Stable hash. What if the external tool is updated and the new version includes support for some new spiffy file format. Suddenly images of that particular format may have another hash. Or support was added to remove a new kind of metadata.
Do you know of some fast and stable tool/method?
Also, there is another thing on my todo list that might reduce the need for this. In addition to the hash the filename is also stored in the database file. So picpocket could detect that a filename have changed hash and reconnect it with the picpocket tags. Currently the only way to make this is with the command
M-x picpocket-db-update
which will traverse all files in the database. But it could be implemented to do this automatically when opening a file in picpocket instead. Do you think that would be "good enough"?
If both the filename and metadata is changed then picpocket cannot reconnect in this way, though.

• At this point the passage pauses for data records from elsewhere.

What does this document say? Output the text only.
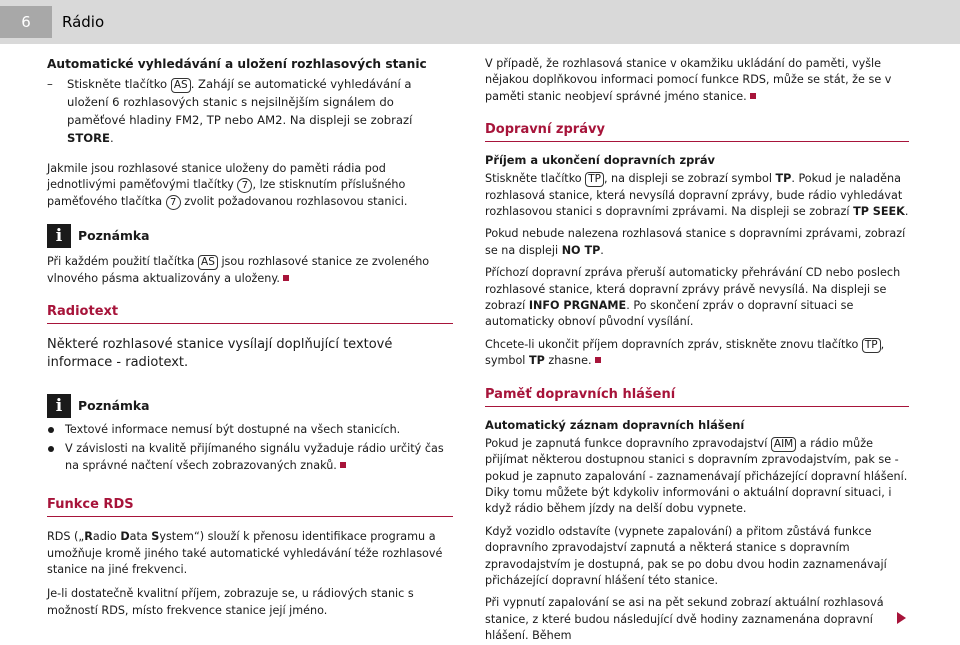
6	Rádio
Automatické vyhledávání a uložení rozhlasových stanic
– Stiskněte tlačítko AS . Zahájí se automatické vyhledávání a uložení 6 rozhlasových stanic s nejsilnějším signálem do paměťové hladiny FM2, TP nebo AM2. Na displeji se zobrazí STORE.
Jakmile jsou rozhlasové stanice uloženy do paměti rádia pod jednotlivými paměťovými tlačítky 7 , lze stisknutím příslušného paměťového tlačítka 7 zvolit požadovanou rozhlasovou stanici.
i	Poznámka
Při každém použití tlačítka AS jsou rozhlasové stanice ze zvoleného vlnového pásma aktualizovány a uloženy.
Radiotext
Některé rozhlasové stanice vysílají doplňující textové informace - radiotext.
i	Poznámka
Textové informace nemusí být dostupné na všech stanicích.
V závislosti na kvalitě přijímaného signálu vyžaduje rádio určitý čas na správné načtení všech zobrazovaných znaků.
Funkce RDS
RDS („Radio Data System“) slouží k přenosu identifikace programu a umožňuje kromě jiného také automatické vyhledávání téže rozhlasové stanice na jiné frekvenci.
Je-li dostatečně kvalitní příjem, zobrazuje se, u rádiových stanic s možností RDS, místo frekvence stanice její jméno.
V případě, že rozhlasová stanice v okamžiku ukládání do paměti, vyšle nějakou doplňkovou informaci pomocí funkce RDS, může se stát, že se v paměti stanic neobjeví správné jméno stanice.
Dopravní zprávy
Příjem a ukončení dopravních zpráv
Stiskněte tlačítko TP , na displeji se zobrazí symbol TP. Pokud je naladěna rozhlasová stanice, která nevysílá dopravní zprávy, bude rádio vyhledávat rozhlasovou stanici s dopravními zprávami. Na displeji se zobrazí TP SEEK.
Pokud nebude nalezena rozhlasová stanice s dopravními zprávami, zobrazí se na displeji NO TP.
Příchozí dopravní zpráva přeruší automaticky přehrávání CD nebo poslech rozhlasové stanice, která dopravní zprávy právě nevysílá. Na displeji se zobrazí INFO PRGNAME. Po skončení zpráv o dopravní situaci se automaticky obnoví původní vysílání.
Chcete-li ukončit příjem dopravních zpráv, stiskněte znovu tlačítko TP , symbol TP zhasne.
Paměť dopravních hlášení
Automatický záznam dopravních hlášení
Pokud je zapnutá funkce dopravního zpravodajství AIM a rádio může přijímat některou dostupnou stanici s dopravním zpravodajstvím, pak se - pokud je zapnuto zapalování - zaznamenávají přicházející dopravní hlášení. Diky tomu můžete být kdykoliv informováni o aktuální dopravní situaci, i když rádio během jízdy na delší dobu vypnete.
Když vozidlo odstavíte (vypnete zapalování) a přitom zůstává funkce dopravního zpravodajství zapnutá a některá stanice s dopravním zpravodajstvím je dostupná, pak se po dobu dvou hodin zaznamenávají přicházející dopravní hlášení této stanice.
Při vypnutí zapalování se asi na pět sekund zobrazí aktuální rozhlasová stanice, z které budou následující dvě hodiny zaznamenána dopravní hlášení. Během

I'm not terribly surprised that the tools are slow like that. I guess they have to parse the file and find the metadata, while the hashing tools can simply process the file quickly using modern CPU instructions.

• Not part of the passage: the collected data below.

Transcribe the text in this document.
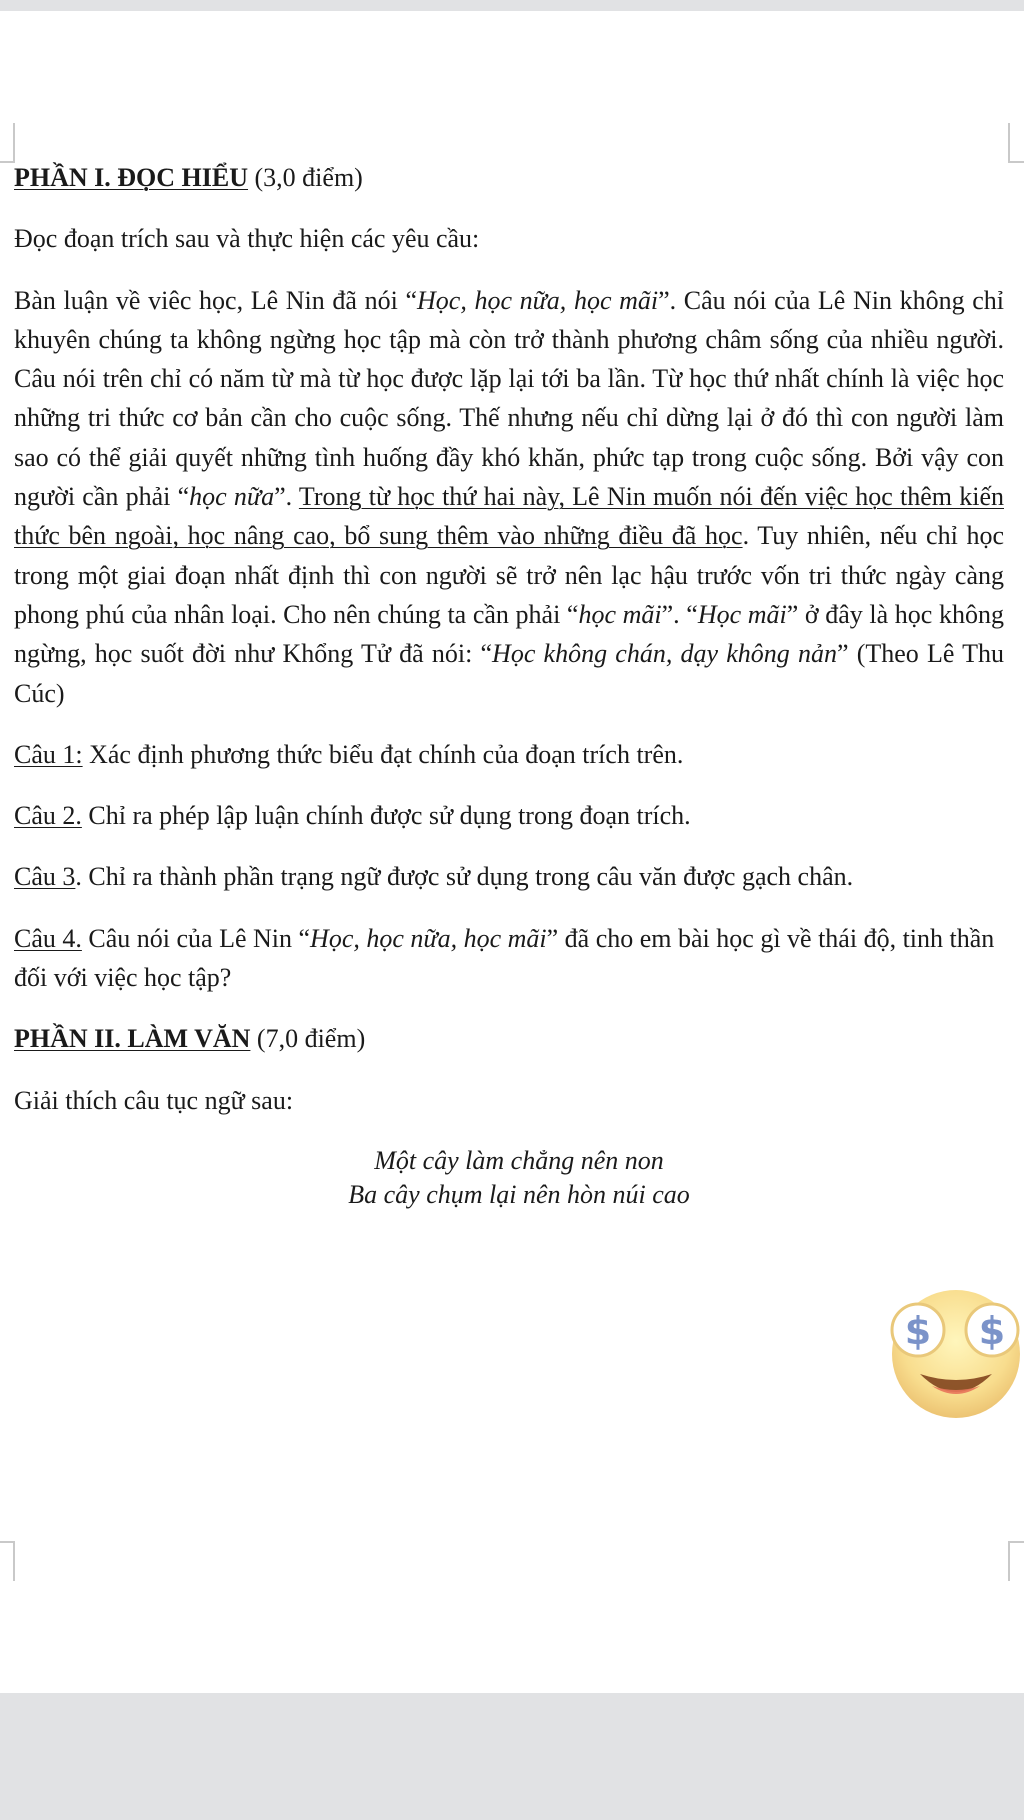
PHẦN I. ĐỌC HIỂU (3,0 điểm)

Đọc đoạn trích sau và thực hiện các yêu cầu:

Bàn luận về viêc học, Lê Nin đã nói “Học, học nữa, học mãi”. Câu nói của Lê Nin không chỉ khuyên chúng ta không ngừng học tập mà còn trở thành phương châm sống của nhiều người. Câu nói trên chỉ có năm từ mà từ học được lặp lại tới ba lần. Từ học thứ nhất chính là việc học những tri thức cơ bản cần cho cuộc sống. Thế nhưng nếu chỉ dừng lại ở đó thì con người làm sao có thể giải quyết những tình huống đầy khó khăn, phức tạp trong cuộc sống. Bởi vậy con người cần phải “học nữa”. Trong từ học thứ hai này, Lê Nin muốn nói đến việc học thêm kiến thức bên ngoài, học nâng cao, bổ sung thêm vào những điều đã học. Tuy nhiên, nếu chỉ học trong một giai đoạn nhất định thì con người sẽ trở nên lạc hậu trước vốn tri thức ngày càng phong phú của nhân loại. Cho nên chúng ta cần phải “học mãi”. “Học mãi” ở đây là học không ngừng, học suốt đời như Khổng Tử đã nói: “Học không chán, dạy không nản” (Theo Lê Thu Cúc)

Câu 1: Xác định phương thức biểu đạt chính của đoạn trích trên.

Câu 2. Chỉ ra phép lập luận chính được sử dụng trong đoạn trích.

Câu 3. Chỉ ra thành phần trạng ngữ được sử dụng trong câu văn được gạch chân.

Câu 4. Câu nói của Lê Nin “Học, học nữa, học mãi” đã cho em bài học gì về thái độ, tinh thần đối với việc học tập?

PHẦN II. LÀM VĂN (7,0 điểm)

Giải thích câu tục ngữ sau:

Một cây làm chẳng nên non
Ba cây chụm lại nên hòn núi cao

$ $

I don't know if there is a good solution, other than trying to optimize the tools--clearly out of scope here.
From my perspective as a user, I don't want any file identification functionality that isn't reliable, and I don't consider whole-file hashes to be reliable. For example, if I use Digikam to edit the metadata, export Digikam tags to IPTC tags, etc, that will break the whole-file checksums. So I would be very reluctant to spend time tagging files in a system that could easily lose the connections between tags and files.
That's another issue you might want to consider: JPEG, TIFF, etc, already have support for embedded tags, and that has the significant advantage of keeping the metadata with the files, making them completely portable. Keeping tags in your own system causes lock-in, even if it's theoretically possible to export them.

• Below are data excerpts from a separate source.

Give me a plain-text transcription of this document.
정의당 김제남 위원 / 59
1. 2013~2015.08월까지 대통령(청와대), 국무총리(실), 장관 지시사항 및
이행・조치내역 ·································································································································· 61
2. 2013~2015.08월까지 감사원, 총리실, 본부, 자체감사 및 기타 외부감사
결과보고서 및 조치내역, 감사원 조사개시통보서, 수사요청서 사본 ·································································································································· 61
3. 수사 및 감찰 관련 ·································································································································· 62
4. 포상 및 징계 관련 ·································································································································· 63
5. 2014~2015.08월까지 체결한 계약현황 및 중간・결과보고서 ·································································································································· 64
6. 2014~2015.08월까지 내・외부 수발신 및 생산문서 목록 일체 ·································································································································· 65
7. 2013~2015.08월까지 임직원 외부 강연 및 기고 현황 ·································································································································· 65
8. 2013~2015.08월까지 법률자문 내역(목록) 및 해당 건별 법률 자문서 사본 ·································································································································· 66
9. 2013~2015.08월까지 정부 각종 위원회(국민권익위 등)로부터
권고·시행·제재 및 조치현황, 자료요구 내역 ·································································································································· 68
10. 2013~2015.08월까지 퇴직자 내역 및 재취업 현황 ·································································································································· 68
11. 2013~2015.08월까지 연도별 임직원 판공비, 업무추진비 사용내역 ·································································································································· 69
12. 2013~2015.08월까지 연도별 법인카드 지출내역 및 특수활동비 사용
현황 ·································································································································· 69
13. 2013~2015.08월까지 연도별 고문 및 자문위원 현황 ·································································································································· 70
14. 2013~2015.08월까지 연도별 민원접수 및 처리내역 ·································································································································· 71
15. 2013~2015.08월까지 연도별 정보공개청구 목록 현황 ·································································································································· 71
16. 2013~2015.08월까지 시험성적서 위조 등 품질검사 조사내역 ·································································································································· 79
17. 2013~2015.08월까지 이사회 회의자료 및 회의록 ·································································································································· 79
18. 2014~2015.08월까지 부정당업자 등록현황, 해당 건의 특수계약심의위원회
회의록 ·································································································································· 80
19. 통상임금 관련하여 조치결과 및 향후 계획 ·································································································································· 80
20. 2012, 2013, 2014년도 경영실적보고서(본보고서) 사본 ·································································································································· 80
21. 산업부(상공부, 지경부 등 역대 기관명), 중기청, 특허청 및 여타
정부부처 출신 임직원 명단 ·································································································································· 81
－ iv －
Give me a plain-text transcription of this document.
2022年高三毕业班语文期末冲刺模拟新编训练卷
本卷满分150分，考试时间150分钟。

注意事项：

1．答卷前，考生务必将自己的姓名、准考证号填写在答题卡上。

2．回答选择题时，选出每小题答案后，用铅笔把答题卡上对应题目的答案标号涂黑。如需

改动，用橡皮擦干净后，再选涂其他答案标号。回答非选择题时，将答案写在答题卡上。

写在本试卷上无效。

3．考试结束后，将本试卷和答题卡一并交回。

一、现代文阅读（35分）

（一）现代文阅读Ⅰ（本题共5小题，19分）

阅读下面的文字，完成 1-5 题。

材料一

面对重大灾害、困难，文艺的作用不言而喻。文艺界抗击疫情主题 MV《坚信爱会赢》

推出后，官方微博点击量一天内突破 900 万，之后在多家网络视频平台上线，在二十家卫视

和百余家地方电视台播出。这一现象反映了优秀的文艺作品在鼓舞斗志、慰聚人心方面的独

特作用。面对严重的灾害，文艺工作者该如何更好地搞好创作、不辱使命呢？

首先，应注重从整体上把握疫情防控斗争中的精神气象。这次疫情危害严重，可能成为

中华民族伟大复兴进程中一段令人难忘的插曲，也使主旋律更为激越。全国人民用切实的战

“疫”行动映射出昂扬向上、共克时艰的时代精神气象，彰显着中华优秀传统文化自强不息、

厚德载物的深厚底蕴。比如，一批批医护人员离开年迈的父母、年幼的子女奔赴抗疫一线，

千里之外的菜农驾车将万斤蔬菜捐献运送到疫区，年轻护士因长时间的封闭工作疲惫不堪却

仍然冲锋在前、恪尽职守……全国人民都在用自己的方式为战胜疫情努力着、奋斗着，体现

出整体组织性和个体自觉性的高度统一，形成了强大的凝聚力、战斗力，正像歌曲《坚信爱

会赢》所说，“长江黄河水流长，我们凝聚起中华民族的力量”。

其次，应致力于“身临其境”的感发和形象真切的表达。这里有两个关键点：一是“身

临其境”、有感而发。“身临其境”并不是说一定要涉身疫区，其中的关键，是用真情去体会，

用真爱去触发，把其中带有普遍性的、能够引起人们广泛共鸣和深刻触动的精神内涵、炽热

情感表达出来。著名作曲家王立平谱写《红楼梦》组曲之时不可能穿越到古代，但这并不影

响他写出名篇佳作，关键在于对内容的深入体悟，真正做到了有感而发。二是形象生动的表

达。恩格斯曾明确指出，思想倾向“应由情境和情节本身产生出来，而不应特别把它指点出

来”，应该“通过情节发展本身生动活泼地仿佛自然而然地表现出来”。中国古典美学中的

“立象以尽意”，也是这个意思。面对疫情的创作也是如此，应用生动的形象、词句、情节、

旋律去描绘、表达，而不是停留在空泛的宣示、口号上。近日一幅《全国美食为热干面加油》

You might consider looking at how other tools, like Digikam, handle these issues.
Not to say that your package wouldn't be useful to anyone--it obviously is to you! :)--but these issues make it unsuitable for me, so I thought I'd give some feedback.
Regarding user lock-in. Yes, my plan is to lock-in as many users as possible and then make this software commercial and very expensive. But don't tell anyone about that, ok? ;)
Joking aside, i appreciate the feedback and i certainly see where you are coming from. Although i will not change how the hash is computed at the moment i will keep these ideas in mind. In particular exporting picpocket tags to file-embedded tags is something i might look into.
Hi, quick suggestion: the hash should only use the image data, not the whole file contents. This way if the user changes the metadata (EXIF, IPTC, etc), the hash won't change.